Dieu ou la « bulle spirituelle » de l’humanité ?
Posté par jacques LAUPIES le 4 novembre 2013
Dieu, s’il ne nous a pas créés, il n’y a que les ignares ou les innocents qui croient encore cela, ce qui j’en conviens représente beaucoup de monde, Dieu dis-je est, dans l’esprit de tout croyant, l’incarnation de cette justice à laquelle nous voudrions croire qu’elle est possible et qu’elle peut exister ! Mais la justice implique un jugement sur les hommes sur les rapports qu’ils sont censés entretenir. Donc elle ne peut nécessairement que faire appel à leur égalité de droits sociaux.
Mais pour certains il est vrai que ce n’est même pas affaire de justice mais simplement une aspiration à vivre soi-même bien et mieux, en dépit du malheur de son voisin et pour qui le droit ne peut être que naturel.
Mais que l’on croit en un Dieu ou que l’on n’y croit pas, on pense souvent à cette force invisible, qui ferait le bien, détruirait le mal, nous donnerait la vie.
Cette force invisible qui, pour le non croyant, a défaut d’être un pouvoir divin, est cette fabuleuse enveloppe spirituelle crée par l’humanité dans laquelle nous baignons ou s’affrontent ce bien et ce mal, inventés et mal définis, que chacun conçoit, accepte, tolère ou combat à partir de son désir de vivre. Certains diront de son inconscient reflexe de conservation.

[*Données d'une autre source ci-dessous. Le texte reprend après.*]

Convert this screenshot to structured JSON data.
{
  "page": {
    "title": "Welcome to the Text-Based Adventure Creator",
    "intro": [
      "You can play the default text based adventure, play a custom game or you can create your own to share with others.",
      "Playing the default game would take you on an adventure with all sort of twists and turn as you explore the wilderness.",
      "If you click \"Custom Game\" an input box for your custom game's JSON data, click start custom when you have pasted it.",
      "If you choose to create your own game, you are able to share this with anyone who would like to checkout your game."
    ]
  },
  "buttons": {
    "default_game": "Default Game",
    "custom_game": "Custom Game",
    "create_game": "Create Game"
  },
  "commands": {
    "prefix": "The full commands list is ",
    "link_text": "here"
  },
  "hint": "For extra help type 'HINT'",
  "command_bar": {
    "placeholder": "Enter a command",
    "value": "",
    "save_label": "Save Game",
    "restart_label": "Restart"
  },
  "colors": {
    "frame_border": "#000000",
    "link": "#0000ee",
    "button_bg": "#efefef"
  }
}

Celui qui croit en Dieu n’a qu’à se soumettre aux églises et autres relais des idéologies. D’évidence cela devrait lui rendre la vie plus facile, sauf à devoir faire le constat, que pour vivre il faut tout de même se débrouiller tout seul. Ce que la plupart des prophètes expriment par « Aide toi le ciel t’aidera » dernier refuge de leur impuissance.
On revient donc à zéro entre croyant et non croyant et Dieu ne sert plus à grand chose !
Et c’est peut-être là que le non croyant en Dieu est en situation plus confortable. Tout simplement parce que, selon lui, la force invisible ne serait au final que ce que l’Humanité connait du monde qui l’entoure, de l’infiniment petit à l’infiniment grand, autrement dit presque rien. Mais assez cependant pour rendre moins douloureux ce passage de la naissance à la mort, limites incontournables. Toute la question étant de pouvoir tous accéder à cette connaissance.
Ce qui j’en conviens n’est pas à notre portée, pas plus qu’à celle d’aucun être humain ! Ce qui nous contraint à relativiser et réduire la hiérarchie de nos capacités à comprendre, sans cependant aucune démagogie prônant l’égalitarisme intellectuel.
Dans le long processus où notre espèce (et elle n’est pas la seule) à compris qu’il fallait s’associer, donc associer ce que chacun de ses individus avait acquis de pratique et de connaissance pour subsister, ce qui déjà représente des millions d’année d’évolution, dans ce long processus, cette bulle spirituelle d’essence très matérielle est née et nous a rendu relativement (toujours) maître de notre destin.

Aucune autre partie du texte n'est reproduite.